1) Provide power to this circuit and the encoders in the field using a low cost industrial 5V SMPS power supply.
https://www.trcelectronics.com/ecomm/pdf/mdr10.pdf
1591801138931.png

2) Power my circuit from the servo drive 5V output for encoder power, and separately power the encoders from the SMPS (tying the DC COM together between the 2 circuits).

Is there concern about directly powering CMOS chips from one of these supplies? A meter on the output gives really nice 5V and you can adjust it in so it is right on the money with load applied.
 

dl324

Joined Mar 30, 2015
16,916
Is there concern about directly powering CMOS chips from one of these supplies?
Commercial switching power supplies will usually be well designed and not leave you with a significant amount of noise on the output. Just make sure you provide adequate supply decoupling. The rule of thumb is one ceramic cap per power pin. You can often get by with less, but sometimes you need more.

A meter on the output gives really nice 5V and you can adjust it in so it is right on the money with load applied.
Measuring DC with a DVM won't tell you much about ripple on the supply because it's changing too fast for the meter to display. For that, you need an oscilloscope.
 

Thread Starter

mcardoso

Joined May 19, 2020
226
Commercial switching power supplies will usually be well designed and not leave you with a significant amount of noise on the output. Just make sure you provide adequate supply decoupling. The rule of thumb is one ceramic cap per power pin. You can often get by with less, but sometimes you need more.
Sounds good. I understand decoupling to be done right at each IC with a 0.1 uF ceramic capacitor immediately adjacent to the Vcc pin of the chip (other side of the cap to GND). Is that correct? How do you know when additional decoupling capacitors will be necessary?

Measuring DC with a DVM won't tell you much about ripple on the supply because it's changing too fast for the meter to display. For that, you need an oscilloscope.
Agreed. Is ripple acceptable as long as it does not exceed the Vin specification for all the chips, or is there a more narrow criteria?

:)Hi there.
No. It looks as though you know what the heck you're talking about and you're more than capable of carrying out that task no problem with the power supply
Thanks, trying to understand all of this. I design big power and control systems for work, but have little experience with PCB level stuff.
 

dl324

Joined Mar 30, 2015
16,916
Is that correct?
Yes, but that's not always sufficient.
How do you know when additional decoupling capacitors will be necessary?
The circuit doesn't work correctly.

When CMOS outputs switch, there's a brief time when both transistors are conducting (the same thing can be said of TTL totem pole outputs).
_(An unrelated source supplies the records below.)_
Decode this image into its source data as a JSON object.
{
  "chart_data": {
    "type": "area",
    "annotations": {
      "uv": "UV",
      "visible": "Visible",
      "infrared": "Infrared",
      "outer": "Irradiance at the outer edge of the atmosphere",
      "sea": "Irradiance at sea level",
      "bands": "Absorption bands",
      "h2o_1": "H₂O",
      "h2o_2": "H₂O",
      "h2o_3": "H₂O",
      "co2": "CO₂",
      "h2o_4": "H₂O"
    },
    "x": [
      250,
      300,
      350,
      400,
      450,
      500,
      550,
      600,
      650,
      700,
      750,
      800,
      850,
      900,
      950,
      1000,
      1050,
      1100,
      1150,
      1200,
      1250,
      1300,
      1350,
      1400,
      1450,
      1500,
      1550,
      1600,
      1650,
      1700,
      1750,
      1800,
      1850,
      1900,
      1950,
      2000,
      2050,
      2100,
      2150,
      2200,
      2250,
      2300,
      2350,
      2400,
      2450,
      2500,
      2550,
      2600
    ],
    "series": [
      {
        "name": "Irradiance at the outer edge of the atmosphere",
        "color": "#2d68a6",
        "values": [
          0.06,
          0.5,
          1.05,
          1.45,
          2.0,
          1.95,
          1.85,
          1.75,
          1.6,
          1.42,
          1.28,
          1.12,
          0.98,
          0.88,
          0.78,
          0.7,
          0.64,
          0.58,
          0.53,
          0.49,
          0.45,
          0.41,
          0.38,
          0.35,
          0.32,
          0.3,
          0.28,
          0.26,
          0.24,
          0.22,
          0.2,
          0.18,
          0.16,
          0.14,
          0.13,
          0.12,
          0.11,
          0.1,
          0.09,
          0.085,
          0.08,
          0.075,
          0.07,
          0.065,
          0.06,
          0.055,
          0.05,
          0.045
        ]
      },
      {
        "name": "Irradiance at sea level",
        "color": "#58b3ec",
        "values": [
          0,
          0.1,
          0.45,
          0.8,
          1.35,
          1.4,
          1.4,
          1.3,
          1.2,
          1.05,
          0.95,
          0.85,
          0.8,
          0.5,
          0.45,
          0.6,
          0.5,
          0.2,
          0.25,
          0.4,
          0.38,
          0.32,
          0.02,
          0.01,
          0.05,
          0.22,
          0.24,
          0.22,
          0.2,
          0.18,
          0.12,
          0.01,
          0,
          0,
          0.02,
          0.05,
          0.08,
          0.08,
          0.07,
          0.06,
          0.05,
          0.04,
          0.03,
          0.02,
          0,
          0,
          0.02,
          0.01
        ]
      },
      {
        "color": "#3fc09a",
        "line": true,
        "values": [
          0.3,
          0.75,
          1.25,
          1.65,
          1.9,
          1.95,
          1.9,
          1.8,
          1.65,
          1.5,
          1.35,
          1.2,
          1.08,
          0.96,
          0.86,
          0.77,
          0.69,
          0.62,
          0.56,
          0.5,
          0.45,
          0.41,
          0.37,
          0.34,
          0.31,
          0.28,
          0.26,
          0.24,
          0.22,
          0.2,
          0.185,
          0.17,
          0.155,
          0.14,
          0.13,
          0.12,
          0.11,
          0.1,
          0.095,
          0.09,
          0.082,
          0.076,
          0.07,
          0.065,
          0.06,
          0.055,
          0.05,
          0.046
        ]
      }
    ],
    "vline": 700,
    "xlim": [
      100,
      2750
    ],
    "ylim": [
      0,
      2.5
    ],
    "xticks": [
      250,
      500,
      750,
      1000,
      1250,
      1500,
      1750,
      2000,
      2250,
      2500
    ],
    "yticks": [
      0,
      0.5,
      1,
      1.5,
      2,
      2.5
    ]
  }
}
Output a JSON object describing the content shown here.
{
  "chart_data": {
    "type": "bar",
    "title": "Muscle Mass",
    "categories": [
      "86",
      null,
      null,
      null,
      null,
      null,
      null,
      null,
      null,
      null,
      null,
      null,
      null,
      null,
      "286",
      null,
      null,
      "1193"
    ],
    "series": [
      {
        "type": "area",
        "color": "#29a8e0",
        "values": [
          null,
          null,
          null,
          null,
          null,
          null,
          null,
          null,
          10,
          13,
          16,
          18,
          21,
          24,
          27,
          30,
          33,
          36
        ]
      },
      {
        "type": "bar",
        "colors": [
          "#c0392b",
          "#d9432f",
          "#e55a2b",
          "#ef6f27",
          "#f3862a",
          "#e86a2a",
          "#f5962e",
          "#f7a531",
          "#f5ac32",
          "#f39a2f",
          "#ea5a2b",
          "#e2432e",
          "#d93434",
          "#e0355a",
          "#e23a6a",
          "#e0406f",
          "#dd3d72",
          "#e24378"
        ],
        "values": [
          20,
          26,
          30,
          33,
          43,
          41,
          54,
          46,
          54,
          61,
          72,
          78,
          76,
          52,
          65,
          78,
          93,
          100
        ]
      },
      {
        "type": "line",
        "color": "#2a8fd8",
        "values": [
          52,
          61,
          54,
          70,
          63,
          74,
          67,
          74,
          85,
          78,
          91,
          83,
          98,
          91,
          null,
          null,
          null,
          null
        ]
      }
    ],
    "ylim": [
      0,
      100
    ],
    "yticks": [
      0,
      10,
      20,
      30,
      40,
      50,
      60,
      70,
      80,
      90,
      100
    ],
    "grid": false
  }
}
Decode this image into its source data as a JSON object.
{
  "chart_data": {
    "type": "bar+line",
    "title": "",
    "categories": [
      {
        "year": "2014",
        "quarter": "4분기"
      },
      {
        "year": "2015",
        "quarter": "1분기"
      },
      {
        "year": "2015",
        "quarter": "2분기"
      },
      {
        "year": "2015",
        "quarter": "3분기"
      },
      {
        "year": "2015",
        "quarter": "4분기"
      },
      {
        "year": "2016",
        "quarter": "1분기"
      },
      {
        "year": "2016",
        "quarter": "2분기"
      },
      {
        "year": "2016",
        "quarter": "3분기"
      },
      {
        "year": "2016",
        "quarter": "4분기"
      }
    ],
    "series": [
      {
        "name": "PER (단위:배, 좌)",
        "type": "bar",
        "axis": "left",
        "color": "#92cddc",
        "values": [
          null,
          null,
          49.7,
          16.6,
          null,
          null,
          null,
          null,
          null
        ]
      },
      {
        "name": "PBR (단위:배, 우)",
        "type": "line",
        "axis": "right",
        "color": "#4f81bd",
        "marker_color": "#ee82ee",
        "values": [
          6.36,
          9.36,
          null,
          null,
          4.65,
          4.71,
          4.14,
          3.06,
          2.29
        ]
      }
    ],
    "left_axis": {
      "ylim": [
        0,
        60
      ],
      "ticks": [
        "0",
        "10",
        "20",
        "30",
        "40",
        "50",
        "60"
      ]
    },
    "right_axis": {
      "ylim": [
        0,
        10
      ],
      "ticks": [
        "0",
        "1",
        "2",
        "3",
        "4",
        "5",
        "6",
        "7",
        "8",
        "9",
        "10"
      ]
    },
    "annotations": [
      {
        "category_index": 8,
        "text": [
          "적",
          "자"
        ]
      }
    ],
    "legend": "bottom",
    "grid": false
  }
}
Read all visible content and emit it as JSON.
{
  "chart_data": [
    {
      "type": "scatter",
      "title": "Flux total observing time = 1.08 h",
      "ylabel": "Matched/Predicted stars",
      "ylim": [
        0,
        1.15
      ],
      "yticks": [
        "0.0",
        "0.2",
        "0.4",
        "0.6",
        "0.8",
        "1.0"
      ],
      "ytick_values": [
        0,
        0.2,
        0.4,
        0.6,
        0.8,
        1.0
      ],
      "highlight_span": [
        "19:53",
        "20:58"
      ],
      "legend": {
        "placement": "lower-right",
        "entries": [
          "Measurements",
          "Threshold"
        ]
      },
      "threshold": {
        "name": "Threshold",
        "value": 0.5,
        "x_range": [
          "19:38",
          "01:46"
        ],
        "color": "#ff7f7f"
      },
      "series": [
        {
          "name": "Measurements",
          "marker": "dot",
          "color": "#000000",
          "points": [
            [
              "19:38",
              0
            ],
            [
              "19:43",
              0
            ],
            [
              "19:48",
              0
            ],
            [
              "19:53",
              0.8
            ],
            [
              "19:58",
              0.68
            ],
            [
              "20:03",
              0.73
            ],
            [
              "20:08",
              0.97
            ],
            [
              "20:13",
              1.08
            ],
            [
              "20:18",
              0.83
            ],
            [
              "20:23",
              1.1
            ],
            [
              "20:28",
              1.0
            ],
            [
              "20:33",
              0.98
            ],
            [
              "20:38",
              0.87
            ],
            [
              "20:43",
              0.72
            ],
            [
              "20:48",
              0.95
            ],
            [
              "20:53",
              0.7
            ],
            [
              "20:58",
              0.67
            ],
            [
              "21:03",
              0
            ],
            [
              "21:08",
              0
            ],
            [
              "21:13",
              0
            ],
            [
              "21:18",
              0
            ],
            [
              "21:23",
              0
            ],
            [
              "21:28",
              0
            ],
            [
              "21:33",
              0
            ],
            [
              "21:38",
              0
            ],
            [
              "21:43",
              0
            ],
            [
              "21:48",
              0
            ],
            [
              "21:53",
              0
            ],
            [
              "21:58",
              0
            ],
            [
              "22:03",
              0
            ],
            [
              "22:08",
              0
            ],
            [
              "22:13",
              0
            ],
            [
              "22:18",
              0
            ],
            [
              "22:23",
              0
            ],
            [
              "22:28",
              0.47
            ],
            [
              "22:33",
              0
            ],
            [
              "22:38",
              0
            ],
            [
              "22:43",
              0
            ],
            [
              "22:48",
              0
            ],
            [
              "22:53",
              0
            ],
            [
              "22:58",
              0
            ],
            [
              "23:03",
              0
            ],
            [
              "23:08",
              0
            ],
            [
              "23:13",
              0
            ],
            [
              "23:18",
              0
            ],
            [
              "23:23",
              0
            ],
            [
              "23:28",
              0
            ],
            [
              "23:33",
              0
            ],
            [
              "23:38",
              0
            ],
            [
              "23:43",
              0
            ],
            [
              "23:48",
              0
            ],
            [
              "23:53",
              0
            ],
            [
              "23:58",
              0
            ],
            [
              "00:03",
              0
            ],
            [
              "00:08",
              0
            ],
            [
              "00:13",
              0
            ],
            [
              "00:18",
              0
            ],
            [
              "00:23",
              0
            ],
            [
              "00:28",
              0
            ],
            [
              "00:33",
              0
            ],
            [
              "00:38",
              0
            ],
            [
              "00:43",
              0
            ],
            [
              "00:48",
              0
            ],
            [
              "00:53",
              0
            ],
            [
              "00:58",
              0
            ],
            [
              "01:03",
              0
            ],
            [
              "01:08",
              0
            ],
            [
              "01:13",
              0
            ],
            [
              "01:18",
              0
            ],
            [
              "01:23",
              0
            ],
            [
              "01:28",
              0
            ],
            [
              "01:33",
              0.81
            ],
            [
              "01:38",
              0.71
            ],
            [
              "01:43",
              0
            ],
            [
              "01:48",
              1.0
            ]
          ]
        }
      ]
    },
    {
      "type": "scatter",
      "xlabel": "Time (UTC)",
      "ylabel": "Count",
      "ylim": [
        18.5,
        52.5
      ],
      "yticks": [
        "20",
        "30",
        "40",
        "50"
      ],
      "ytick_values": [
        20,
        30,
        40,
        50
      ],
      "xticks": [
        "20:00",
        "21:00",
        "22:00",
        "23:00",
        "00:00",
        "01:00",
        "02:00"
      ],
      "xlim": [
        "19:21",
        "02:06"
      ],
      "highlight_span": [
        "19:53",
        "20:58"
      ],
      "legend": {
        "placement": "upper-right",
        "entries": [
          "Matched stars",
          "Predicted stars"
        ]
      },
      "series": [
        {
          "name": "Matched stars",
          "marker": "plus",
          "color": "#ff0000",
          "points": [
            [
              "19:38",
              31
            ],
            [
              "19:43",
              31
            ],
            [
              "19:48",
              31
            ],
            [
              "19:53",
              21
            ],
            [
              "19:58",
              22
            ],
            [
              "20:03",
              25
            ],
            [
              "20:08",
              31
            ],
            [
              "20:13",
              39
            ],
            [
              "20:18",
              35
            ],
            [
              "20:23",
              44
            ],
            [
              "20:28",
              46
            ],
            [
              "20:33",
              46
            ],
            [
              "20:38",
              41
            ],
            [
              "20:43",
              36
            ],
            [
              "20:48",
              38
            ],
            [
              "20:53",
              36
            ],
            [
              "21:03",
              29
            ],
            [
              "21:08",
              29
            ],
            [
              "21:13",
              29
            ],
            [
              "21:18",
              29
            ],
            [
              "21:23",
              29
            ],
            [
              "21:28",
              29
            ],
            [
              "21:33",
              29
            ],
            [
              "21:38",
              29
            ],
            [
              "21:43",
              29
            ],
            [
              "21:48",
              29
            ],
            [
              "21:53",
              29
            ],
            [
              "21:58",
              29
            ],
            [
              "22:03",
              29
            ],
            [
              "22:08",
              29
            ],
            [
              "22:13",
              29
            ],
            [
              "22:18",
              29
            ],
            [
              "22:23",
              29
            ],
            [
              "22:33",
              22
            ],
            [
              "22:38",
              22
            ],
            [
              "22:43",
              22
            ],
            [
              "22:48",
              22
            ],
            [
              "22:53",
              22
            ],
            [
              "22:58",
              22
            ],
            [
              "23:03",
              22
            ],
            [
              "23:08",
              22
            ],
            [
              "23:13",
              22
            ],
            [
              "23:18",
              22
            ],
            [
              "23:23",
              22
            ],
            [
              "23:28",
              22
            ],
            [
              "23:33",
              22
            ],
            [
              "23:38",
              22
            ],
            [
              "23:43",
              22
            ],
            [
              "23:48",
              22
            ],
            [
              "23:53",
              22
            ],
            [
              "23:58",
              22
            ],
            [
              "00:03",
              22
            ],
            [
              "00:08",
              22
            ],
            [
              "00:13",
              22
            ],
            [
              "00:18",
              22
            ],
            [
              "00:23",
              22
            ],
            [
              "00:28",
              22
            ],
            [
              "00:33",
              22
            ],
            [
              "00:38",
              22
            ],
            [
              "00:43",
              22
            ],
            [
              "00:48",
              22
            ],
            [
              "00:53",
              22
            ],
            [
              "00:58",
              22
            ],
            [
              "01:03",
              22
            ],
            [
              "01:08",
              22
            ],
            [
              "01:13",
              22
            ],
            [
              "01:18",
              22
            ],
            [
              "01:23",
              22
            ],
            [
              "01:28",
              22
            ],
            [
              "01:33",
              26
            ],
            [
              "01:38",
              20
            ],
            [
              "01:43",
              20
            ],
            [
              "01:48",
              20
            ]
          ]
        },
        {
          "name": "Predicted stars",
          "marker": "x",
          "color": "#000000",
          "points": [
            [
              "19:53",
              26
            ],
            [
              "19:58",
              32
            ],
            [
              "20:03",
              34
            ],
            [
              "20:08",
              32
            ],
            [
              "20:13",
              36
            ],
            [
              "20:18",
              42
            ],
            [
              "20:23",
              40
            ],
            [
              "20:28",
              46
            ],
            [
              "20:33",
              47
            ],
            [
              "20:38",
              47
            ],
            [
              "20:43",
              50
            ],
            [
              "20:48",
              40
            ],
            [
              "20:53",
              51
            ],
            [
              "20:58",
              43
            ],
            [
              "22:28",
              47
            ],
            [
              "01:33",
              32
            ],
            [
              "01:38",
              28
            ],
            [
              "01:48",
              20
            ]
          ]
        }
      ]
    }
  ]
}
That will put a spike on the power rail. If you get too many outputs switching at the same, or outputs switching at high frequencies, more mitigation may be required. In the case of high switching frequencies (where lead inductance becomes more of a factor), the 0.1uF caps might need to be paralleled with a 0.01uF.

No one really wants to do a detailed analysis of a power grid, but I've seen some application notes for Intel memory products that represented the power grid as a distributed network of R's, L's, and C's to show you how to calculate decoupling requirements.
Is ripple acceptable as long as it does not exceed the Vin specification for all the chips, or is there a more narrow criteria?
There's no rule of thumb. You want it to be low enough, but not chase your tail trying to make it unreasonably low.

I have a Heathkit experimenter that has a bipolar power supply. It's a poor design and has 150mV of ripple at 5V. I used it for years before coming across a circuit that wouldn't work with that much ripple. Can't remember what the circuit was, but I remember that it left me scratching my head because, naturally, power supply ripple was the last thing I checked.
 

dendad

Joined Feb 20, 2016
4,476
Just about all the industrial control stuff I've designed run from switch mode power supplies.
On my circuits, generally, each IC has a 100nF ceramic and there are 10uF Tants around the circuit too.
Probably they have more decoupling then needed, but extra caps are cheap and many of my boards are still in use after 20 years or more.
The parts that have failed are the electrolytic caps. Now days, ceramics are big enough to replace them.